As John Ingold reports for the Colorado Sun, yesterday in the U.S. Senate, the vote which had been promised to a faction of Senate Democrats when they caved in to Republican demands to reopen the federal government abandoning their demand for an extension to expiring health insurance premium subsidies took place, and as was fully expected, failed to pass either an extension of the credits or a Republican alternative to inject much less money into health savings accounts and let consumers sort out their options from there:
The state estimates that, on average, people shopping on their own for insurance will see a 101% increase in what they pay just to buy insurance. But, because of the way the subsidies are calculated combined with high underlying costs for insurance, people in rural Colorado will see even bigger average increases.
Both of Colorado’s U.S. senators criticized Republicans for not supporting a subsidy extension.

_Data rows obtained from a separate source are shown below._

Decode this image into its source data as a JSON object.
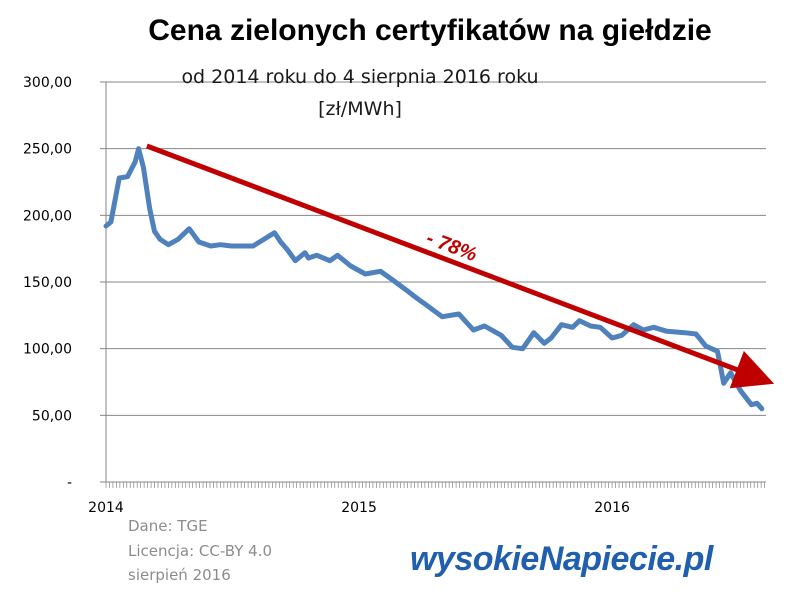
{
  "chart_data": {
    "type": "line",
    "title": "Cena zielonych certyfikatów na giełdzie",
    "subtitle": "od 2014 roku do 4 sierpnia 2016 roku",
    "unit": "[zł/MWh]",
    "ylim": [
      0,
      300
    ],
    "y_ticks": [
      "-",
      "50,00",
      "100,00",
      "150,00",
      "200,00",
      "250,00",
      "300,00"
    ],
    "x_ticks": [
      "2014",
      "2015",
      "2016"
    ],
    "xlim": [
      "2014-01-01",
      "2016-08-10"
    ],
    "grid": true,
    "series": [
      {
        "color": "#4f81bd",
        "x": [
          "2014-01-01",
          "2014-01-08",
          "2014-01-20",
          "2014-02-01",
          "2014-02-12",
          "2014-02-17",
          "2014-02-24",
          "2014-03-05",
          "2014-03-12",
          "2014-03-20",
          "2014-04-01",
          "2014-04-15",
          "2014-05-01",
          "2014-05-15",
          "2014-06-01",
          "2014-06-15",
          "2014-07-01",
          "2014-08-01",
          "2014-09-01",
          "2014-09-10",
          "2014-09-20",
          "2014-10-01",
          "2014-10-15",
          "2014-10-20",
          "2014-11-01",
          "2014-11-20",
          "2014-12-01",
          "2014-12-20",
          "2015-01-10",
          "2015-02-01",
          "2015-02-20",
          "2015-03-10",
          "2015-03-25",
          "2015-04-10",
          "2015-05-01",
          "2015-05-25",
          "2015-06-15",
          "2015-07-01",
          "2015-07-25",
          "2015-08-10",
          "2015-08-25",
          "2015-09-10",
          "2015-09-25",
          "2015-10-05",
          "2015-10-20",
          "2015-11-05",
          "2015-11-15",
          "2015-12-01",
          "2015-12-15",
          "2016-01-01",
          "2016-01-15",
          "2016-02-01",
          "2016-02-15",
          "2016-03-01",
          "2016-03-20",
          "2016-04-15",
          "2016-05-01",
          "2016-05-15",
          "2016-06-01",
          "2016-06-10",
          "2016-06-20",
          "2016-06-28",
          "2016-07-05",
          "2016-07-20",
          "2016-07-28",
          "2016-08-04"
        ],
        "values": [
          192,
          195,
          228,
          229,
          240,
          250,
          236,
          205,
          188,
          182,
          178,
          182,
          190,
          180,
          177,
          178,
          177,
          177,
          187,
          180,
          174,
          166,
          172,
          168,
          170,
          166,
          170,
          162,
          156,
          158,
          151,
          144,
          138,
          132,
          124,
          126,
          114,
          117,
          110,
          101,
          100,
          112,
          104,
          108,
          118,
          116,
          121,
          117,
          116,
          108,
          110,
          118,
          114,
          116,
          113,
          112,
          111,
          102,
          98,
          74,
          82,
          74,
          68,
          58,
          59,
          55
        ]
      }
    ],
    "trend_arrow": {
      "from": [
        "2014-03-01",
        252
      ],
      "to": [
        "2016-08-15",
        75
      ],
      "label": "- 78%",
      "color": "#c00000"
    }
  },
  "footer": {
    "source": "Dane: TGE",
    "license": "Licencja: CC-BY 4.0",
    "date": "sierpień 2016"
  },
  "logo": {
    "part1": "wysokie",
    "slash": "N",
    "part2": "apiecie.pl"
  }
}
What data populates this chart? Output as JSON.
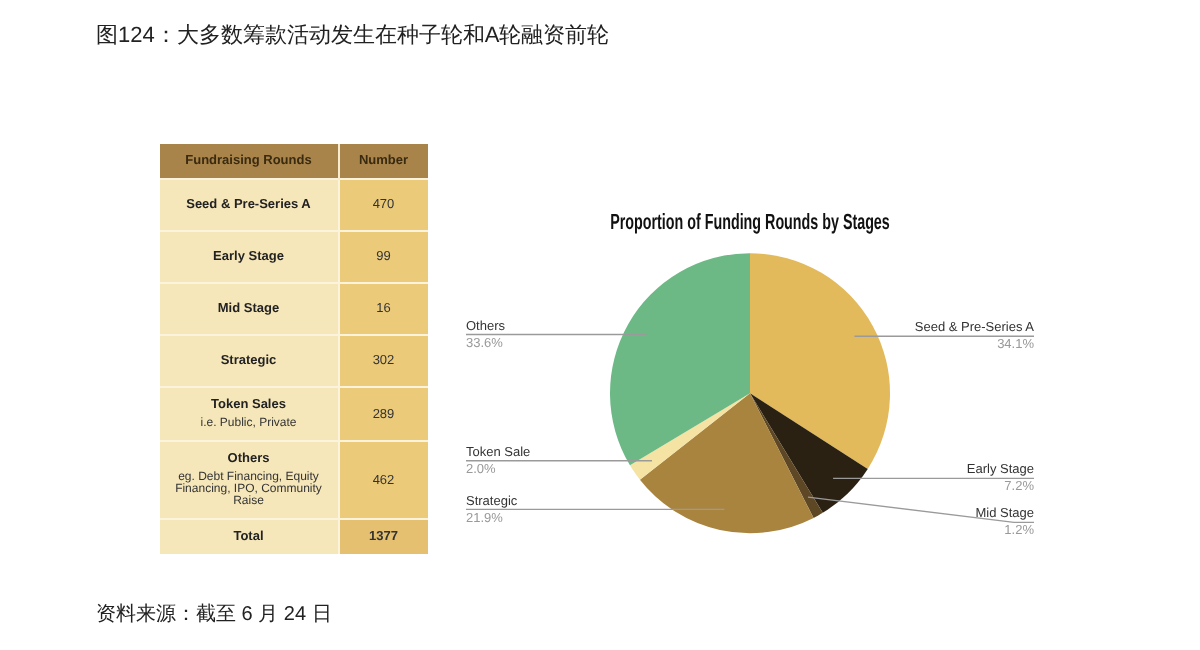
{
  "chart_data": [
    {
      "type": "other",
      "title": "图124：大多数筹款活动发生在种子轮和A轮融资前轮",
      "xlabel": "Fundraising Rounds",
      "ylabel": "Number",
      "categories": [
        "Seed & Pre-Series A",
        "Early Stage",
        "Mid Stage",
        "Strategic",
        "Token Sales",
        "Others",
        "Total"
      ],
      "values": [
        470,
        99,
        16,
        302,
        289,
        462,
        1377
      ],
      "data_labels": true,
      "annotations": [
        {
          "text": "i.e. Public, Private",
          "x": "Token Sales"
        },
        {
          "text": "eg. Debt Financing, Equity Financing, IPO, Community Raise",
          "x": "Others"
        },
        "资料来源：截至 6 月 24 日"
      ]
    },
    {
      "type": "pie",
      "title": "Proportion of Funding Rounds by Stages",
      "categories": [
        "Seed & Pre-Series A",
        "Early Stage",
        "Mid Stage",
        "Strategic",
        "Token Sale",
        "Others"
      ],
      "values": [
        34.1,
        7.2,
        1.2,
        21.9,
        2.0,
        33.6
      ],
      "value_labels": [
        "34.1%",
        "7.2%",
        "1.2%",
        "21.9%",
        "2.0%",
        "33.6%"
      ],
      "colors": [
        "#e2b95b",
        "#2a2113",
        "#5e4724",
        "#a8843f",
        "#f4e3a3",
        "#6cb985"
      ],
      "legend": false
    }
  ]
}
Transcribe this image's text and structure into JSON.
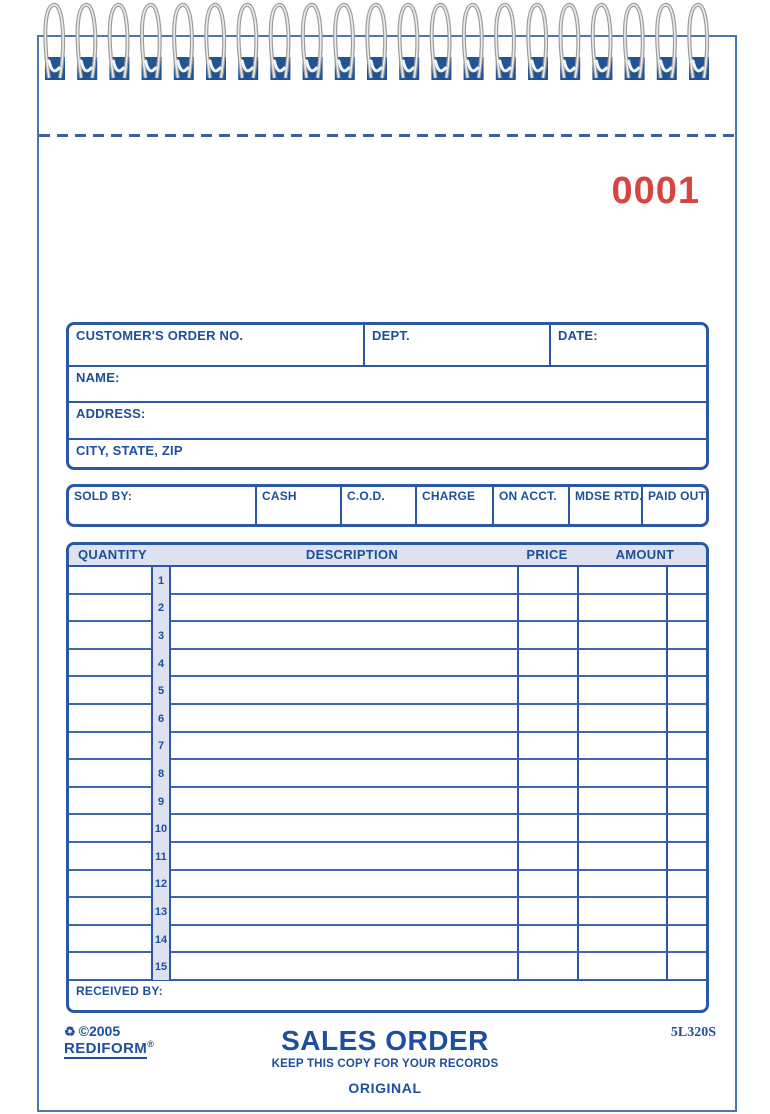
{
  "form": {
    "serial_number": "0001"
  },
  "customer_block": {
    "order_no_label": "CUSTOMER'S ORDER NO.",
    "dept_label": "DEPT.",
    "date_label": "DATE:",
    "name_label": "NAME:",
    "address_label": "ADDRESS:",
    "city_state_zip_label": "CITY, STATE, ZIP"
  },
  "payment_row": {
    "sold_by_label": "SOLD BY:",
    "options": [
      "CASH",
      "C.O.D.",
      "CHARGE",
      "ON ACCT.",
      "MDSE RTD.",
      "PAID OUT"
    ]
  },
  "items_table": {
    "headers": {
      "quantity": "QUANTITY",
      "description": "DESCRIPTION",
      "price": "PRICE",
      "amount": "AMOUNT"
    },
    "row_numbers": [
      "1",
      "2",
      "3",
      "4",
      "5",
      "6",
      "7",
      "8",
      "9",
      "10",
      "11",
      "12",
      "13",
      "14",
      "15"
    ],
    "received_by_label": "RECEIVED BY:"
  },
  "footer": {
    "recycle_icon": "♻",
    "copyright": "©2005",
    "brand": "REDIFORM",
    "registered_mark": "®",
    "title": "SALES ORDER",
    "subtitle": "KEEP THIS COPY FOR YOUR RECORDS",
    "copy_type": "ORIGINAL",
    "product_code": "5L320S"
  },
  "colors": {
    "form_blue": "#1d4f9c",
    "border_blue": "#2b58a4",
    "header_band_bg": "#dee2f0",
    "serial_red": "#d64540",
    "binding_hole_blue": "#1f5596",
    "coil_gray": "#9c9c9c",
    "perforation_blue": "#3a5f9e"
  }
}
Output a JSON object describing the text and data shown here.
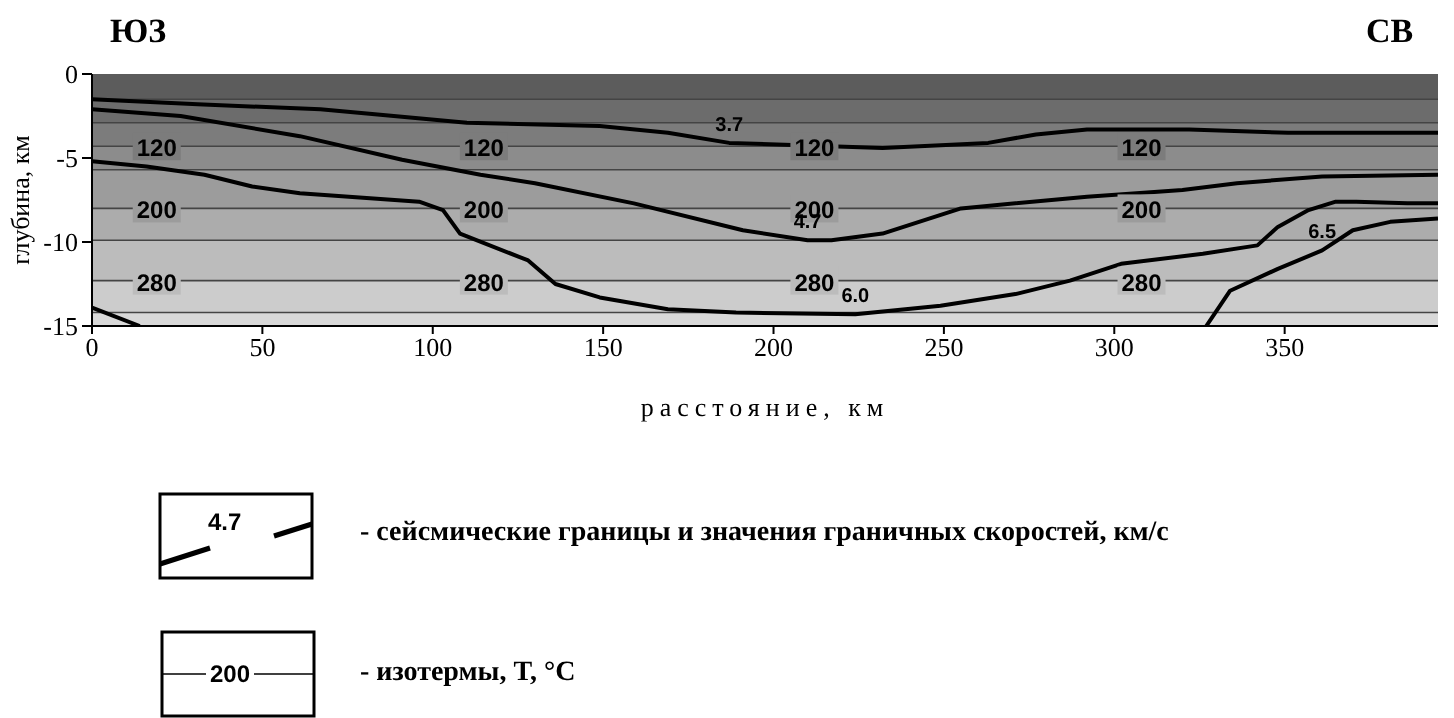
{
  "chart_data": {
    "type": "line",
    "xlabel": "расстояние, км",
    "ylabel": "глубина, км",
    "xlim": [
      0,
      395
    ],
    "ylim": [
      -15,
      0
    ],
    "xticks": [
      0,
      50,
      100,
      150,
      200,
      250,
      300,
      350
    ],
    "yticks": [
      -15,
      -10,
      -5,
      0
    ],
    "legend": "bottom",
    "marker": "none",
    "line_style": "solid",
    "series": [
      {
        "name": "3.7",
        "color": "#000000",
        "x": [
          0,
          31,
          67,
          83,
          110,
          149,
          169,
          187,
          232,
          263,
          277,
          292,
          322,
          351,
          395
        ],
        "values": [
          -1.5,
          -1.8,
          -2.1,
          -2.4,
          -2.9,
          -3.1,
          -3.5,
          -4.1,
          -4.4,
          -4.1,
          -3.6,
          -3.3,
          -3.3,
          -3.5,
          -3.5
        ]
      },
      {
        "name": "4.7",
        "color": "#000000",
        "x": [
          0,
          26,
          61,
          91,
          114,
          130,
          159,
          191,
          210,
          217,
          232,
          255,
          292,
          320,
          336,
          361,
          395
        ],
        "values": [
          -2.1,
          -2.5,
          -3.7,
          -5.1,
          -6.0,
          -6.5,
          -7.7,
          -9.3,
          -9.9,
          -9.9,
          -9.5,
          -8.0,
          -7.3,
          -6.9,
          -6.5,
          -6.1,
          -6.0
        ]
      },
      {
        "name": "6.0",
        "color": "#000000",
        "x": [
          0,
          16,
          33,
          47,
          61,
          96,
          103,
          108,
          128,
          136,
          149,
          169,
          189,
          224,
          249,
          271,
          287,
          302,
          326,
          342,
          348,
          357,
          365,
          371,
          386,
          395
        ],
        "values": [
          -5.2,
          -5.5,
          -6.0,
          -6.7,
          -7.1,
          -7.6,
          -8.1,
          -9.5,
          -11.1,
          -12.5,
          -13.3,
          -14.0,
          -14.2,
          -14.3,
          -13.8,
          -13.1,
          -12.3,
          -11.3,
          -10.7,
          -10.2,
          -9.1,
          -8.1,
          -7.6,
          -7.6,
          -7.7,
          -7.7
        ]
      },
      {
        "name": "6.5",
        "color": "#000000",
        "x": [
          327,
          334,
          348,
          361,
          370,
          381,
          395
        ],
        "values": [
          -15,
          -12.9,
          -11.6,
          -10.5,
          -9.3,
          -8.8,
          -8.6
        ]
      },
      {
        "color": "#000000",
        "x": [
          0,
          14
        ],
        "values": [
          -13.9,
          -15
        ]
      }
    ],
    "bands": [
      {
        "axis": "y",
        "from": 0,
        "to": -1.5,
        "color": "#5c5c5c"
      },
      {
        "axis": "y",
        "from": -1.5,
        "to": -2.9,
        "color": "#6c6c6c"
      },
      {
        "axis": "y",
        "from": -2.9,
        "to": -4.3,
        "color": "#7c7c7c"
      },
      {
        "axis": "y",
        "from": -4.3,
        "to": -5.7,
        "color": "#8c8c8c"
      },
      {
        "axis": "y",
        "from": -5.7,
        "to": -8.0,
        "color": "#9c9c9c"
      },
      {
        "axis": "y",
        "from": -8.0,
        "to": -9.9,
        "color": "#acacac"
      },
      {
        "axis": "y",
        "from": -9.9,
        "to": -12.3,
        "color": "#bcbcbc"
      },
      {
        "axis": "y",
        "from": -12.3,
        "to": -14.2,
        "color": "#cccccc"
      },
      {
        "axis": "y",
        "from": -14.2,
        "to": -15,
        "color": "#d8d8d8"
      }
    ],
    "ref_lines": [
      {
        "axis": "y",
        "value": -1.5,
        "color": "#444444"
      },
      {
        "axis": "y",
        "value": -2.9,
        "color": "#444444"
      },
      {
        "axis": "y",
        "value": -4.3,
        "color": "#444444"
      },
      {
        "axis": "y",
        "value": -5.7,
        "color": "#444444"
      },
      {
        "axis": "y",
        "value": -8.0,
        "color": "#444444"
      },
      {
        "axis": "y",
        "value": -9.9,
        "color": "#444444"
      },
      {
        "axis": "y",
        "value": -12.3,
        "color": "#444444"
      },
      {
        "axis": "y",
        "value": -14.2,
        "color": "#444444"
      }
    ],
    "annotations": [
      "ЮЗ",
      "СВ",
      "4.7",
      "- сейсмические границы и значения граничных скоростей, км/с",
      "200",
      "- изотермы, T, °C",
      {
        "text": "120",
        "x": 19,
        "y": -4.3
      },
      {
        "text": "120",
        "x": 115,
        "y": -4.3
      },
      {
        "text": "120",
        "x": 212,
        "y": -4.3
      },
      {
        "text": "120",
        "x": 308,
        "y": -4.3
      },
      {
        "text": "200",
        "x": 19,
        "y": -8.0
      },
      {
        "text": "200",
        "x": 115,
        "y": -8.0
      },
      {
        "text": "200",
        "x": 212,
        "y": -8.0
      },
      {
        "text": "200",
        "x": 308,
        "y": -8.0
      },
      {
        "text": "280",
        "x": 19,
        "y": -12.3
      },
      {
        "text": "280",
        "x": 115,
        "y": -12.3
      },
      {
        "text": "280",
        "x": 212,
        "y": -12.3
      },
      {
        "text": "280",
        "x": 308,
        "y": -12.3
      }
    ]
  }
}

“What most Coloradans want, they’re trying to find a way to lower the costs, and yet this is just the opposite,” Hickenlooper said in an interview Wednesday, looking ahead to the vote. “This is going to dramatically increase the cost for a large percentage of Coloradans.”
With the deal for a vote that ended the shutdown having officially ended in failure, Sen. John Hickenlooper defended the shutdown fight that Democrats seemed to be winning after voters punished Republicans in the November off-year elections:
Democrats in the Senate had refused to support a measure to keep the government funded unless it contained a provision to extend the enhanced insurance subsidies. The shutdown ended when a handful of Democrats, not including Bennet or Hickenlooper, [Pols emphasis] agreed to a deal to reopen the government in conjunction with a promise for a vote on subsidy extension — the vote that failed Thursday.
Despite that meek ending, Hickenlooper said the shutdown fight was worth it, even though he also said, “I hate shutdowns, and I am distressed that it was necessary.”
Not only was the shutdown necessary, it’s clear now that the faction of Democrats who caved made a huge strategic mistake. The agreement to allow a Senate vote was never in good faith, and Democrats gave up even with the public overwhelmingly on their side. Now the fight over extending the subsidies, or whatever substitute crumbs Republicans see fit to throw at millions of Americans facing financial hardship or ruin, returns to the House where Speaker Mike Johnson is maneuvering MAGA loyalists away from a discharge petition to force a vote on legislation to do so. Colorado’s freshman GOP Rep. Jeff Hurd supports that bill, but not enough to endanger “regular order”–cold comfort to thousands in his district. Other Republicans like Rep. Gabe Evans are not even faking sympathy.
The only real hope now, sadly, is that the outcry from constituents over the massive premium hikes they’re facing will force Republicans with a conscience back to the bargaining table to save their own political skins in the upcoming midterm elections. That could well include Rep. Hurd, and in the interest of his own political survival it should include America’s Most Vulnerable Incumbent™ Gabe Evans. Evans’ aloofness while representing a working-class district with thousands of his constituents in jeopardy from his actions is, as we’ve said many times, politically inexplicable.
In a matter of days now, the pain will no longer be hypothetical.